Doh!!!!! Double Rainbow!!!!Make a Wish!!!!!!


     So I get ready to go home, and no dice, not a rumble not a flicker. Just a bust. That happens when you live in a valley. The mountains wreck all your fun. I am not saying that I want a twister, but a wicked thunderstorm would be exciting. I should be ashamed of myself, because the folks in Springfield, Massachusetts, would certainly, disagree with me.

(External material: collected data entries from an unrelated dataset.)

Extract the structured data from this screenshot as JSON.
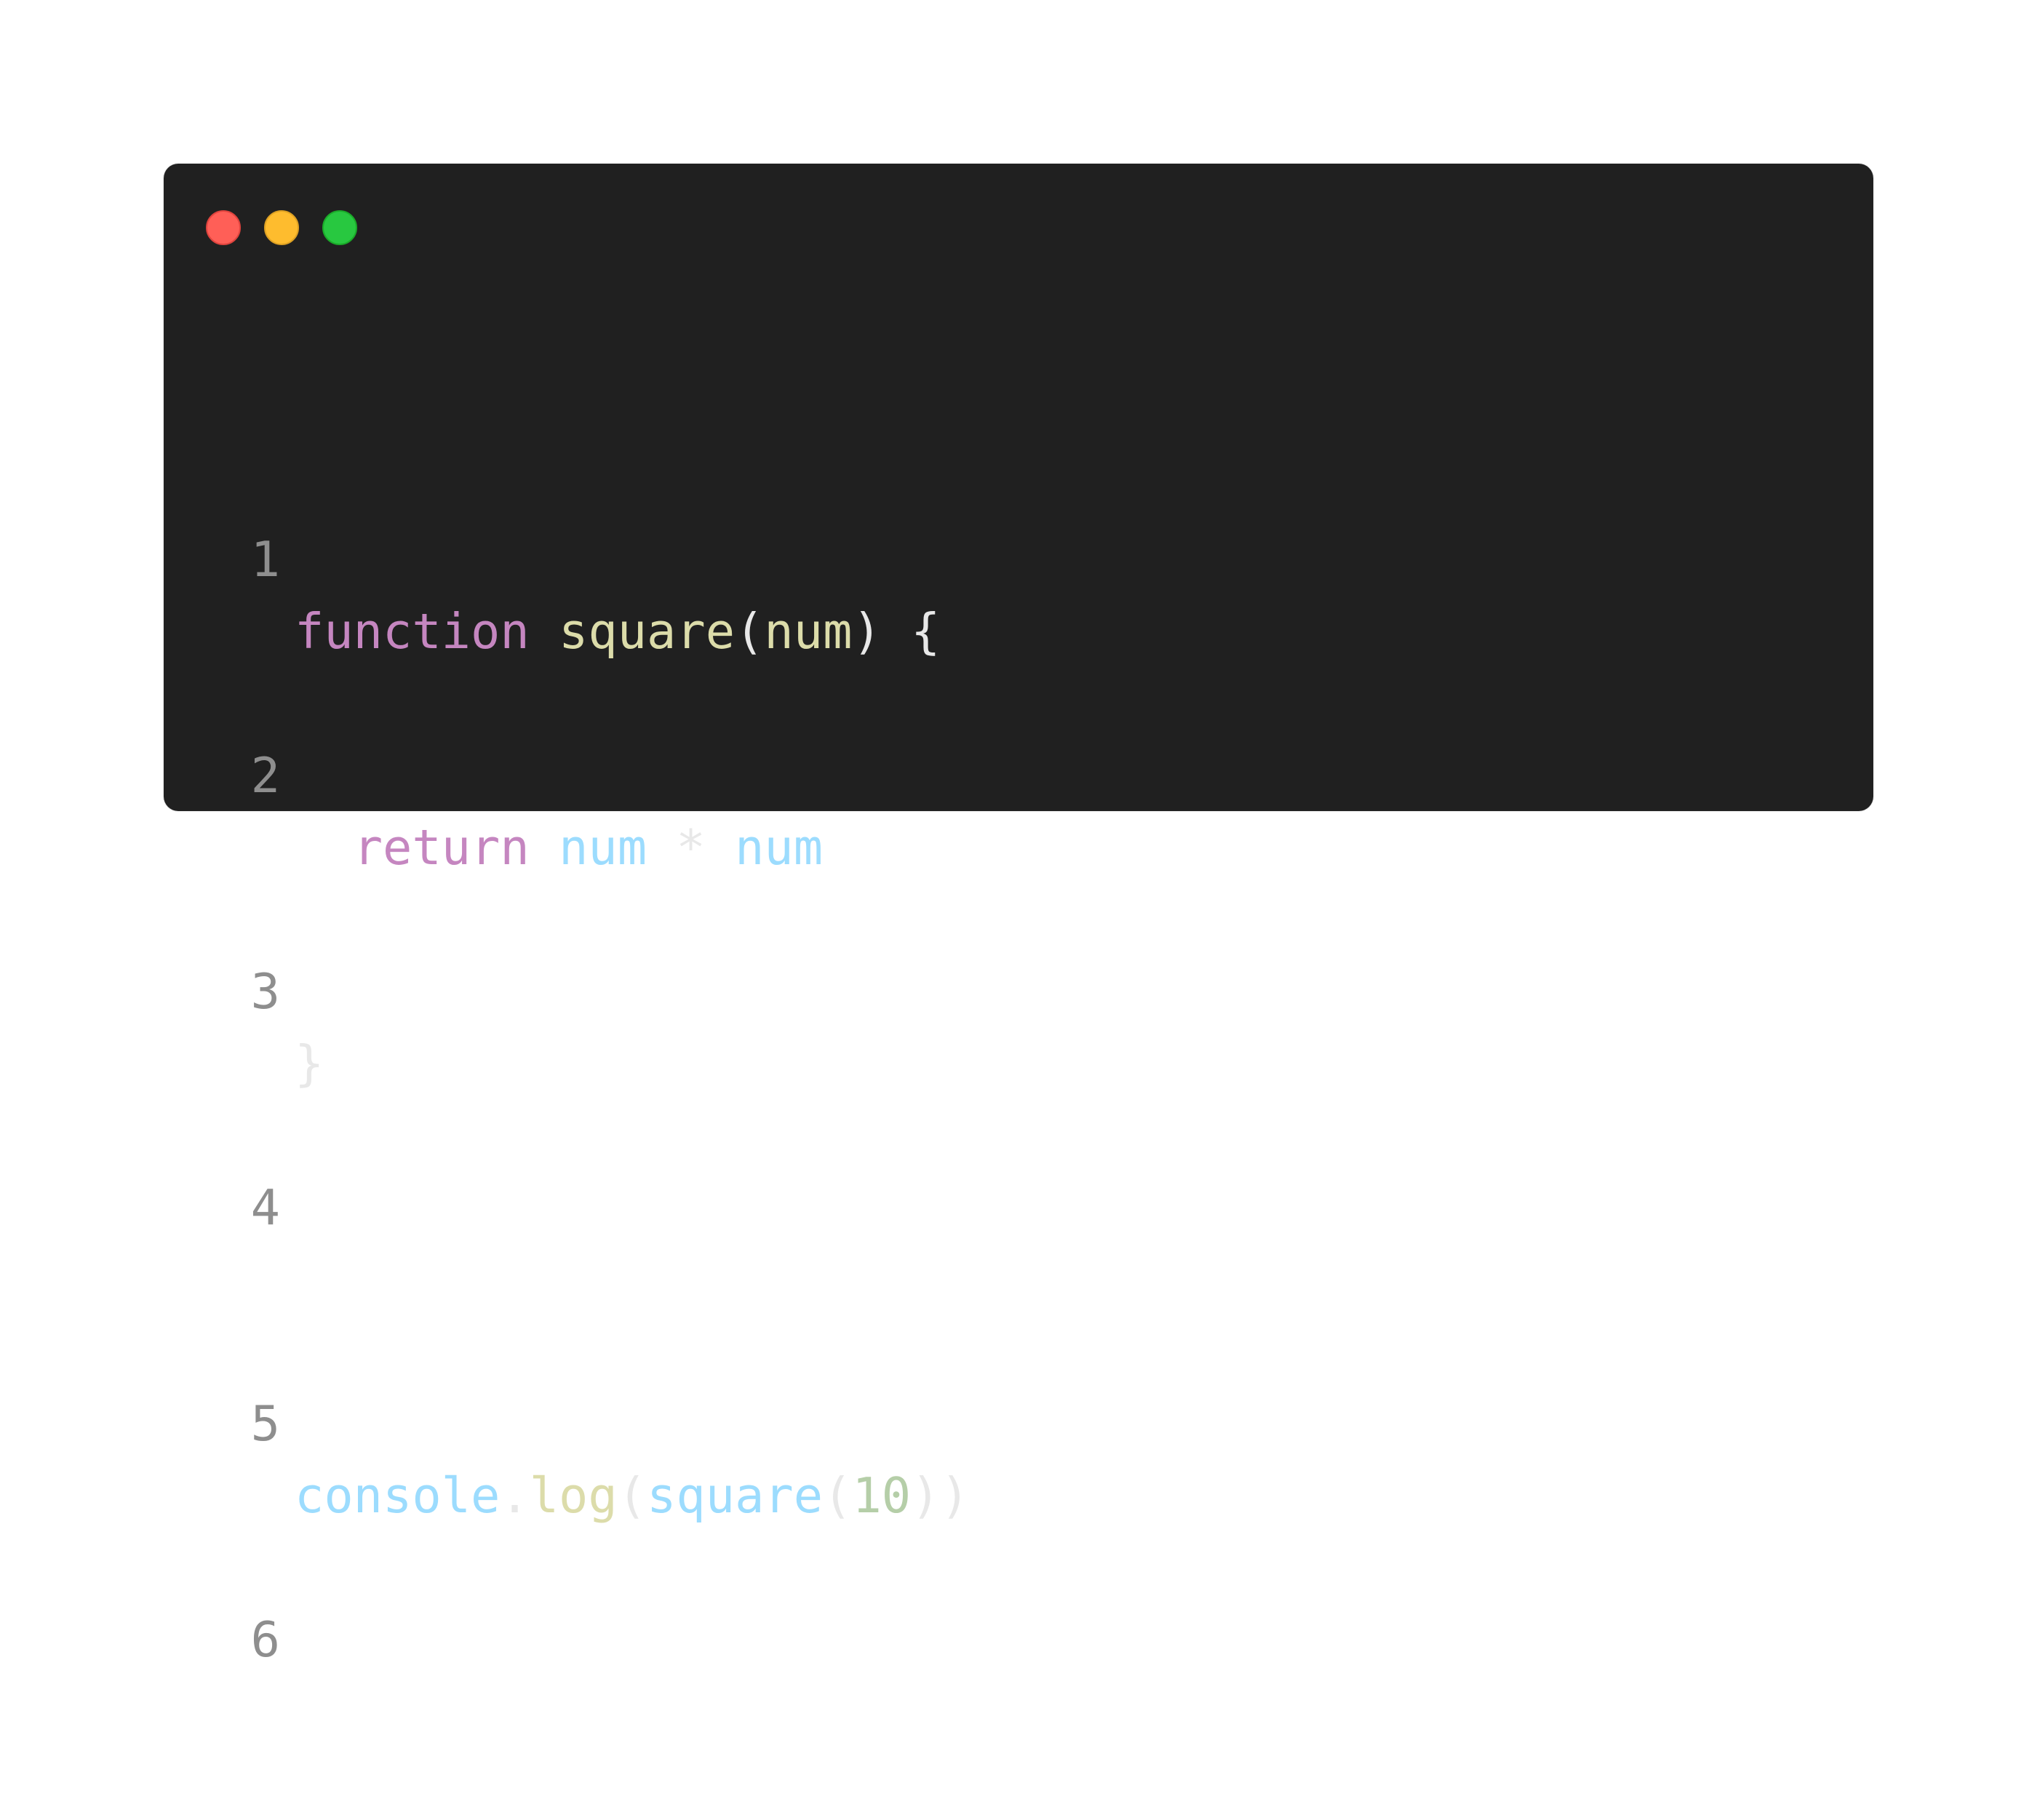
{
  "window": {
    "controls": [
      {
        "name": "close",
        "color": "#ff5f57",
        "border": "#e0443e"
      },
      {
        "name": "minimize",
        "color": "#febc2e",
        "border": "#dea123"
      },
      {
        "name": "maximize",
        "color": "#28c840",
        "border": "#1aab29"
      }
    ]
  },
  "theme": {
    "keyword": "#c586c0",
    "function": "#dcdcaa",
    "variable": "#9cdcfe",
    "number": "#b5cea8",
    "punctuation": "#e8e8e8",
    "line_number": "#8e8e8e"
  },
  "code": {
    "lines": [
      {
        "number": "1",
        "tokens": [
          {
            "text": "function",
            "kind": "keyword"
          },
          {
            "text": " ",
            "kind": "punctuation"
          },
          {
            "text": "square",
            "kind": "function"
          },
          {
            "text": "(",
            "kind": "punctuation"
          },
          {
            "text": "num",
            "kind": "function"
          },
          {
            "text": ") {",
            "kind": "punctuation"
          }
        ]
      },
      {
        "number": "2",
        "tokens": [
          {
            "text": "  ",
            "kind": "punctuation"
          },
          {
            "text": "return",
            "kind": "keyword"
          },
          {
            "text": " ",
            "kind": "punctuation"
          },
          {
            "text": "num",
            "kind": "variable"
          },
          {
            "text": " * ",
            "kind": "punctuation"
          },
          {
            "text": "num",
            "kind": "variable"
          }
        ]
      },
      {
        "number": "3",
        "tokens": [
          {
            "text": "}",
            "kind": "punctuation"
          }
        ]
      },
      {
        "number": "4",
        "tokens": []
      },
      {
        "number": "5",
        "tokens": [
          {
            "text": "console",
            "kind": "variable"
          },
          {
            "text": ".",
            "kind": "punctuation"
          },
          {
            "text": "log",
            "kind": "function"
          },
          {
            "text": "(",
            "kind": "punctuation"
          },
          {
            "text": "square",
            "kind": "variable"
          },
          {
            "text": "(",
            "kind": "punctuation"
          },
          {
            "text": "10",
            "kind": "number"
          },
          {
            "text": "))",
            "kind": "punctuation"
          }
        ]
      },
      {
        "number": "6",
        "tokens": []
      }
    ]
  }
}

     When it rains and gets dark, my first instinct is to start cooking. Like cooking somehow, will stop the storm dead in its tracks. I found this recipe, which I altered a "wee bit" for ginormous cinnamon buns. A perfect food for a dark, stormy night.  By the way, the storm produced rainbows, two of them in fact. Which I captured.. Ha!!! take that Ghost Hunters!

Ginormous Cinnamon Buns

1 tablespoon dry active yeast
4 tablespoons melted butter
3 tablespoons really hot water (110-115F)
1 1/2 cups of really warm water, combined with 1/4 cup instant mashed potatoes
2 tsps vanilla extract
1/3 cup plus 2 tablespoons sugar
1 teaspoon salt
1/2 cup dry non-fat milk
2 eggs, lightly beaten
5 cups all-purpose flour

The Cinnamon Bun Guts

2/3 cup granulated sugar
2/3 cup brown sugar
3 tablespoons melted butter
1 tablespoon plus 1 teaspoon ground cinnamon
1/2 tsp almond extract

Glaze
3 tablespoons butter, melted
pip-squirt of vanilla extract
1 1/2 to 1 3/4 cups powdered sugar
2 or 3 tablespoons milk

In a bowl combine the flour, the dry non-fat milk, salt and sugar and whisk to combine. In another bowl
dissolve the yeast in the warm water. Let it sit there until it foams. Then add the melted butter, potato water,  and extract. In a standing mixer pour the yeast mixture in, and with a dough hook add the dry ingredients. Mix until the dough comes together. If it looks wet add a wee bit more flour. Turn out on a clean surface and knead for 5 minutes, until the dough becomes elastic and shiny. Place in a greased bowl and cover for about 1 to 2 hours, or until it is double in size. When it has risen, turn out on to a floured surface and roll into a rectangle, a 1/2in thick all the way around. In a bowl combine the softened butter, sugars, extract and cinnamon, brush ALL of it(till there is nothing left) on the dough, then roll up like a jelly roll. Cut into a equal 6 parts and place in a pre-greased 13x9 pan and let rise and additional 45 minutes in a warm place. In a 350 oven bake the rolls 45 minutes to and hour.  As the rolls cool, make the glaze. Beat the melted butter with the milk and powdered sugar and add the extract. Spoon the glaze on till it gone and serve.